Dîner chez Smaug !

Chapitre 4 : Joie, cauchemars et révélations

1532 mots, Catégorie: M

Dernière mise à jour 18/01/2023 17:53

"Bordel, faut que je me bouge", marmonna sombrement un Smaug somnolent.


Ne sachant pas où trouver un dîner, il avait fini par se rendormir, par habitude. Parmi tous les dragons de la Terre du Milieu, il était probablement le plus flemmard... Il espérait juste que ce futile défaut ne gêne pas son futur rencard.


En songeant à ce dernier, Smaug consulta son Portable Draconique, et...


... il avait une notification...


... Drogon avait répondu !


Et il disait "Oui" !


(Enfin, plus exactement, il lui avait envoyé un selfie draconique avec plein de petits cœurs : plutôt explicite.)


Smaug était tout excité et commença à se rouler dans son trésor comme un gros chat tout en ronronnant. Il en oublia même son problème du dîner.


*°*°*


"Nous sommes attaqués !" hurla Babush d'une voix suraigue.

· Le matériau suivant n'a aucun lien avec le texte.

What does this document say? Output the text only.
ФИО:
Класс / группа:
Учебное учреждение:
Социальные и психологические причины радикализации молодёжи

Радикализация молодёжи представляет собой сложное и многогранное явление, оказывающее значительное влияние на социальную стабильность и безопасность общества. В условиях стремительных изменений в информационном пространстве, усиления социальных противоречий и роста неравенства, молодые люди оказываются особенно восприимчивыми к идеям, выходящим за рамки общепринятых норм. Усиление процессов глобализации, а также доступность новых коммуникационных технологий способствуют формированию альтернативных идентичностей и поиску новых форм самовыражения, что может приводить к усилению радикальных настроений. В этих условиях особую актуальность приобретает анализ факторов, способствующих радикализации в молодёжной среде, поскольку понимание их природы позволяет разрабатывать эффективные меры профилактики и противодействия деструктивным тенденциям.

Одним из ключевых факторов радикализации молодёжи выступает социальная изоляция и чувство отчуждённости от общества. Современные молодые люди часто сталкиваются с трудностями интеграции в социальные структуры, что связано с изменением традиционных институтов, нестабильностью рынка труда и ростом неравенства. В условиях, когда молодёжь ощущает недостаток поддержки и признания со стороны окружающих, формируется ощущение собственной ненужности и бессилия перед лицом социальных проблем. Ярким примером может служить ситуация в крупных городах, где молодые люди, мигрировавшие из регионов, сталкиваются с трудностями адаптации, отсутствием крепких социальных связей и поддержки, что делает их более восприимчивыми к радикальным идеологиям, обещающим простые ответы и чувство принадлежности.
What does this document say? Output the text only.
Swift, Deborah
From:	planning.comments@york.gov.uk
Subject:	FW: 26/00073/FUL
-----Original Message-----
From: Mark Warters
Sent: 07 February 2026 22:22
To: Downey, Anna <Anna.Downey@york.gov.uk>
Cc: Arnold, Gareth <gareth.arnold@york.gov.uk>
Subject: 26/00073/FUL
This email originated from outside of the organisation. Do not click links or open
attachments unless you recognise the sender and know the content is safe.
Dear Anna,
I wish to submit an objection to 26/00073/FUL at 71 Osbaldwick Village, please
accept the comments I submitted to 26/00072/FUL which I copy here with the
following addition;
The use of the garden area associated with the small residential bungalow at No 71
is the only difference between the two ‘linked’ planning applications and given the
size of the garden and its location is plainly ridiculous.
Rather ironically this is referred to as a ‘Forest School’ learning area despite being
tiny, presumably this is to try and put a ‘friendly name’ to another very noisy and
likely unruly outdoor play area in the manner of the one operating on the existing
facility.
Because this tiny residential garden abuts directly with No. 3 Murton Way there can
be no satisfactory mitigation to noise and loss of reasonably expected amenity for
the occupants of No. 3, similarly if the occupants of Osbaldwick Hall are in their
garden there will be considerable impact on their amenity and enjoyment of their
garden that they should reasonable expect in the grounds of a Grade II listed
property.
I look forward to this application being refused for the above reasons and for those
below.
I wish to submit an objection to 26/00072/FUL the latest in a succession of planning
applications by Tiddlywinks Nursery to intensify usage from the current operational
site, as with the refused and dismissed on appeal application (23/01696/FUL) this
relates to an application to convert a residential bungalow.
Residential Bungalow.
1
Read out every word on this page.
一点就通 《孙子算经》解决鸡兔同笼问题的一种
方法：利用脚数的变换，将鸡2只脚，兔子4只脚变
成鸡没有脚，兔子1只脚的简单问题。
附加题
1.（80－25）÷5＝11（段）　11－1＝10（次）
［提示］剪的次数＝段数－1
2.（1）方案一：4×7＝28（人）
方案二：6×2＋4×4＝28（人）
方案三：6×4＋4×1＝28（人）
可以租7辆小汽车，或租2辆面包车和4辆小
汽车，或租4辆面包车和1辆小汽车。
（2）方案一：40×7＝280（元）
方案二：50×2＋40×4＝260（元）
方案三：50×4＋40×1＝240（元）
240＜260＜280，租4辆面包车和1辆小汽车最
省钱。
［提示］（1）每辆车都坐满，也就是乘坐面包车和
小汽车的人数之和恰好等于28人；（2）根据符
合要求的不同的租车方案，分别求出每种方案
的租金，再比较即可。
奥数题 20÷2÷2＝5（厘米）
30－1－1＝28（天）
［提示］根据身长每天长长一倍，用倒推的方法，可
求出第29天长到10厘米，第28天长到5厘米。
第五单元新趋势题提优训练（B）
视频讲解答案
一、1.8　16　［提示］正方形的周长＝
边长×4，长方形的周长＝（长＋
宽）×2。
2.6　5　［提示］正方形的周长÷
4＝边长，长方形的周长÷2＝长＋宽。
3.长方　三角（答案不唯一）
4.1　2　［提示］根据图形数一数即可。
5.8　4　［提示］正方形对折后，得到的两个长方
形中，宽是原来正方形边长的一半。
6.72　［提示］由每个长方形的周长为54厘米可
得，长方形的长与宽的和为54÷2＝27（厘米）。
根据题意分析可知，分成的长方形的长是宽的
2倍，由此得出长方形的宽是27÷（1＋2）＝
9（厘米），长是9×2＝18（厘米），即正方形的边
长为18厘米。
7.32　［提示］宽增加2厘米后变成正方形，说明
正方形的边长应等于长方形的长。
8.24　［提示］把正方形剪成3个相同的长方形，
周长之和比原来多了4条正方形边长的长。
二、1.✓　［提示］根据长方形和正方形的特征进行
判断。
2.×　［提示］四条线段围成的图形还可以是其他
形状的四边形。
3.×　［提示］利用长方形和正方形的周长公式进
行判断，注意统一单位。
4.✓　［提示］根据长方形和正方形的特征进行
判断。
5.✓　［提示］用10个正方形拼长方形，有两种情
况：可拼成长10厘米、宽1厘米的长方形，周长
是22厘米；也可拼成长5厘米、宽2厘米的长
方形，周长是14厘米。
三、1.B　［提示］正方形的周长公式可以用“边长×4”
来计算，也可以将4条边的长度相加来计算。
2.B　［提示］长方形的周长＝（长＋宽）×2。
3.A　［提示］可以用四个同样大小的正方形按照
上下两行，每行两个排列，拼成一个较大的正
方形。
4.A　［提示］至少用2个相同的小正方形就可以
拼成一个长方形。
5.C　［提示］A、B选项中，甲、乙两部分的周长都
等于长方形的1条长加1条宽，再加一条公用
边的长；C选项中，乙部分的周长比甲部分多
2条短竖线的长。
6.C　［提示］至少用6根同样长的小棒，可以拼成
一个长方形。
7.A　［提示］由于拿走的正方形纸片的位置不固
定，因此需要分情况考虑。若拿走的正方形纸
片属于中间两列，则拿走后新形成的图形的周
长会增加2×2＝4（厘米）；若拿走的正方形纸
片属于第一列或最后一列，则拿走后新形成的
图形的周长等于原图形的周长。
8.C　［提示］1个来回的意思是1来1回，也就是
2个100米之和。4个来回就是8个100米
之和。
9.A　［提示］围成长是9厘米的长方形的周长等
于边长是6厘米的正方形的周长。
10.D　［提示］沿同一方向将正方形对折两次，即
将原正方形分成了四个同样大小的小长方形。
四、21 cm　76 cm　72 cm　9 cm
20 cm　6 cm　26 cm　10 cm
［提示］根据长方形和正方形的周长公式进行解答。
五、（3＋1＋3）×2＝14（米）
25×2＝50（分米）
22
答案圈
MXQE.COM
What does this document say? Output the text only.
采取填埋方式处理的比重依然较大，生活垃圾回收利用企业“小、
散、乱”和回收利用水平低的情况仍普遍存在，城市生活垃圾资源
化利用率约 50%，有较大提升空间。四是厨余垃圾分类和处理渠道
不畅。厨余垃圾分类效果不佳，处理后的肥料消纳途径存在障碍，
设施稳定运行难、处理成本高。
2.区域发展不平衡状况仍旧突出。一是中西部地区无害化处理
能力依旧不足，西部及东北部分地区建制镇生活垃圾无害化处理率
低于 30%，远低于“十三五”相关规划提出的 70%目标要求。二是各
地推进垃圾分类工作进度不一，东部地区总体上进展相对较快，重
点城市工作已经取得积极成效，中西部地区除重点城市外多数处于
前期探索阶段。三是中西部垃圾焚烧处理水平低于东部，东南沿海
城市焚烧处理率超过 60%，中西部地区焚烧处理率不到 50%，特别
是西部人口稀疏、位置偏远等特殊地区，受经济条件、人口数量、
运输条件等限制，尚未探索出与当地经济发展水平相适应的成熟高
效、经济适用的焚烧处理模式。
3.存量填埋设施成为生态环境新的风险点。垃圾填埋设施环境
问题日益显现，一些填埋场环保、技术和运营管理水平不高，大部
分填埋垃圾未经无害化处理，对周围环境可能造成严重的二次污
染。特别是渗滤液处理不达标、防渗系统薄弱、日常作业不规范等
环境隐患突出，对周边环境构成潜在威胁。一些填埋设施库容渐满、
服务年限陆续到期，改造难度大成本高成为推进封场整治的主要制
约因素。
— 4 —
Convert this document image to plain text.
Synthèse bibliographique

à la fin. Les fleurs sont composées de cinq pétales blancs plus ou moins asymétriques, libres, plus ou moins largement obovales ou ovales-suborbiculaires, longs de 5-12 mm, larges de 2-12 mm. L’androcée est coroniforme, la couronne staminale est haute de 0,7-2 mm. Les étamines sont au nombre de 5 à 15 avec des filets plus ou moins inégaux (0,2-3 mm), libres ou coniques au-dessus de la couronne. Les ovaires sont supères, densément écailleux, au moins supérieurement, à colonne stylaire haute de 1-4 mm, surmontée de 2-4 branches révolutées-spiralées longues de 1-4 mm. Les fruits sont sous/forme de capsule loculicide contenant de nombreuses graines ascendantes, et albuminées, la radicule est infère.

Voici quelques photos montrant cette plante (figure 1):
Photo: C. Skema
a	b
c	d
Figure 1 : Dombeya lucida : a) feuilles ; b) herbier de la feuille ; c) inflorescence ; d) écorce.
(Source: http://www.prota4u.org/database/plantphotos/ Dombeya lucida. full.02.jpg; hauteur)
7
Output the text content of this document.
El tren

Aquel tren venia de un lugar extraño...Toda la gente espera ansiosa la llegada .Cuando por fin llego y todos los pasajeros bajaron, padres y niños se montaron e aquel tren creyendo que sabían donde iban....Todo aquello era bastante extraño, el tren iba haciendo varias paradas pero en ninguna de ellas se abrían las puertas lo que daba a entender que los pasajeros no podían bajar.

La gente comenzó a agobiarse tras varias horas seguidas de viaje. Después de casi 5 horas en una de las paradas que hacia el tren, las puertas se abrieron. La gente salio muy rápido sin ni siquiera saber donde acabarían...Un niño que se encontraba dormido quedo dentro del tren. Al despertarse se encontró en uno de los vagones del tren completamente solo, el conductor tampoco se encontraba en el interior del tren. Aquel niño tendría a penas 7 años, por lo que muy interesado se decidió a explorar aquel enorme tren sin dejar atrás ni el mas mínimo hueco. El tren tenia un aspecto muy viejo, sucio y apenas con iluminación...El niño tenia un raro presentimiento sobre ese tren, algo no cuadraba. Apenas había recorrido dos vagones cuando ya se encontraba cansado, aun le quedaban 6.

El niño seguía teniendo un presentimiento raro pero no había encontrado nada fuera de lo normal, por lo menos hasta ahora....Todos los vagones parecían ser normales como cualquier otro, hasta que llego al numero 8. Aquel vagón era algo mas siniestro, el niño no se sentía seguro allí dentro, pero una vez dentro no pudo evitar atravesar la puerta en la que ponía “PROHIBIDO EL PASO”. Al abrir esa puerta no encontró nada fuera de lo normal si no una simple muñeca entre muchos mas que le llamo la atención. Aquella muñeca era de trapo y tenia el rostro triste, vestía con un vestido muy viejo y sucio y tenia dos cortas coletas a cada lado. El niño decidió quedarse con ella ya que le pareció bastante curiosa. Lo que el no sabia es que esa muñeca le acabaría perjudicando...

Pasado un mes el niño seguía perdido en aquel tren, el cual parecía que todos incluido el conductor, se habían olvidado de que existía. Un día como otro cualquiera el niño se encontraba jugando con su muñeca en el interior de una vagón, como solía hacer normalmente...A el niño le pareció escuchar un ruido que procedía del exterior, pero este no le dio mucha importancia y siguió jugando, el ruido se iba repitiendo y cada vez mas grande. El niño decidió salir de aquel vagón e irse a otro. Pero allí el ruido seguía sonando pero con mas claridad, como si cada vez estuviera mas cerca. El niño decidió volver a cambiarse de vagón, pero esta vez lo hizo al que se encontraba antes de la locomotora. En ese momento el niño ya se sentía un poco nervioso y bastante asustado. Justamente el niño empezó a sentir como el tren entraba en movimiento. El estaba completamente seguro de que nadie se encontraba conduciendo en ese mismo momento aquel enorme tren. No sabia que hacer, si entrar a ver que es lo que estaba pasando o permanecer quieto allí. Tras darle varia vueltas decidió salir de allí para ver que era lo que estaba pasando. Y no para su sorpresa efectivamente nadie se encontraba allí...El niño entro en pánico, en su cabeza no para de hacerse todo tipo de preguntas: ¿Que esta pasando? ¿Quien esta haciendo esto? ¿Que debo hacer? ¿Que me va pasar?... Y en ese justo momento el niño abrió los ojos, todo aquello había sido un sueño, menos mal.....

Il faisait nuit noire, personne ne voyait à plus de deux mètre devant soi. Paniqués, les aventuriers se redressèrent de leur camp de fortune et s'emparèrent maladroitement de leurs armes - de son couteau de cuisine, en ce qui concernait Lomya.


"Arrière, vil tapageur nocturne ! s'écria théâtralement Gulpil, son torse maigre bombé du mieux qu'il le pouvait, les doigts crispés sur la garde rouillée de la "fille d'Andúril".


- Bordel, je vois rien, je sais pas où viser ! couina désespérément Dianys.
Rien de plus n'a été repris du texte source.